Suçluların Zafer: Genetik Kodlarda Değişim
Seçim yapıldı. Meclis öncekiler gibi yine dokunulmazlık zırhına sahip olacak, hırsızlar, katiller, teröristler, rüşvetçiler, görevi kötüye kullananlar gibi bir çok suçlularla oluşacak. Halk bile bile birçok işbirlikçi, liboş, din istismarcısı münafık, dönek maymunlaşan tipleri tercih etti. Peki ama neden, niçin?
Halk mı ahlaksızlaştı yoksa aklı mı tutuldu? Evet ne oldu? Yoksulluğun, yolsuzluğun, soygunun, talanın ayyuka çıktığı, zenginleşen bir avuç kesimin şatafat içinde yaşadığı yığınların işsiz, gelir düzeyi düşük olmasına rağmen böylesine bir tercih için bir neden olmalı.
Türkiye toplumu; dürüst, namuslu, ahlaklı olarak bilinen bir toplumdur. Adil yönetim, yüzyıllarca üç kıtada varlığını hissettirmişti. Hakkı, hukuku, adaleti şiar edinen bir toplumdu. Devlet gücünü istismar eden devleti yönetenlerin bile kellesinin gitmesine, mal varlığına el konulmasını getiriyordu. Yolsuzluğa, ahlaksızlığa geçit vermeme anlayışı hakimdi.
Peki ne oldu da son zamanlarda ahlaksızlar, yalancılar, dolandırıcılar, teröristler, katiller, işbirlikçiler, halk tarafından benimseniyor, seviliyor, tercih ediliyor?
Herkes yorum yapıyor. Yok oylar hizmete verilmiş, yok iyi çalışılmış gibi atıp tutan çok.
Halk sızlanmasına rağmen, yıllarca sorunlar oluşturan, çözmeyen, kendilerini ve yandaşlarını zenginleştirenleri, kendi sefaletine neden olanları niçin seçtiler?
Bakın; İnsan beyninin ürettiği dalgaları tespit etmek suretiyle düşünceler okunabileceğine ve kaydedilebileceğine ilişkin çalışmalar sürüyor.
Böyle bir icat gerçekleştirilmiş olsa ve bu aletten yeteri kadar üretilse, o zaman insanlar arası ilişkiler nasıl olacak, iletişim nasıl kurulacak, devlet işleyişi nasıl olacak sorusu soruluyor.
Bir düşünelim; güç ve yetki sahiplerinin elinin altında böyle aletler olsa ne yaparlardı? Herhalde, daha insan beynindeyken düşünceleri değiştirir veya insan beyninden silerlerdi.

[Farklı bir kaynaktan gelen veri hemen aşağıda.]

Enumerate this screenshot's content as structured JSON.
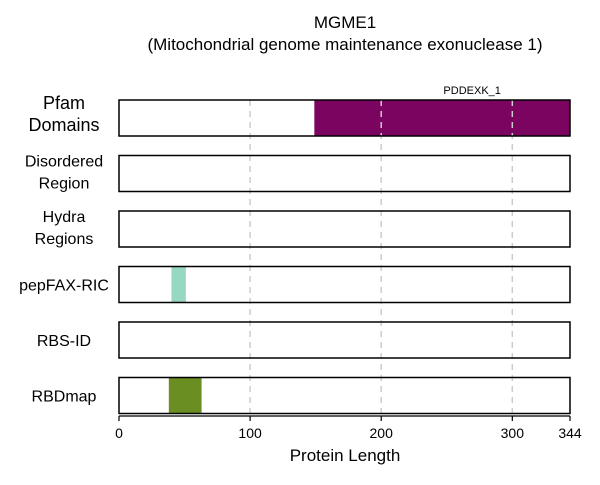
{
  "chart_data": {
    "type": "bar",
    "title": "MGME1",
    "subtitle": "(Mitochondrial genome maintenance exonuclease 1)",
    "xlabel": "Protein Length",
    "xlim": [
      0,
      344
    ],
    "xticks": [
      0,
      100,
      200,
      300,
      344
    ],
    "grid": {
      "x": true,
      "style": "dashed"
    },
    "tracks": [
      {
        "label": "Pfam Domains",
        "features": [
          {
            "name": "PDDEXK_1",
            "start": 149,
            "end": 344,
            "color": "#7b0461"
          }
        ]
      },
      {
        "label": "Disordered Region",
        "features": []
      },
      {
        "label": "Hydra Regions",
        "features": []
      },
      {
        "label": "pepFAX-RIC",
        "features": [
          {
            "name": "",
            "start": 40,
            "end": 51,
            "color": "#96d8c1"
          }
        ]
      },
      {
        "label": "RBS-ID",
        "features": []
      },
      {
        "label": "RBDmap",
        "features": [
          {
            "name": "",
            "start": 38,
            "end": 63,
            "color": "#6b8e23"
          }
        ]
      }
    ]
  }
}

Öyle ya insan düşüncesini okuyabilmek mümkün olursa, insan hafızasını silmek ve yerine birkaç dakika içinde yeni bir hafıza yerleştirmek de ardından gelirdi. Böylece; bu bilimsel kapasiteyi eline geçiren güç, bütün insanları robot gibi kullanabilirdi.
Aslında; insanları robot olarak kullanabilmek için düşüncelerini okumaya veya bilgisayardaki gibi hafızalarını silip yerine başka bilgiler doldurma yeteneğine sahip makinelere gerek de yok. Çünkü günümüzde de tarih bilincini, kimlik bilincini, beynindeki inanç haritasını değiştirdikleri insanları robot olarak kullanabiliyorlar.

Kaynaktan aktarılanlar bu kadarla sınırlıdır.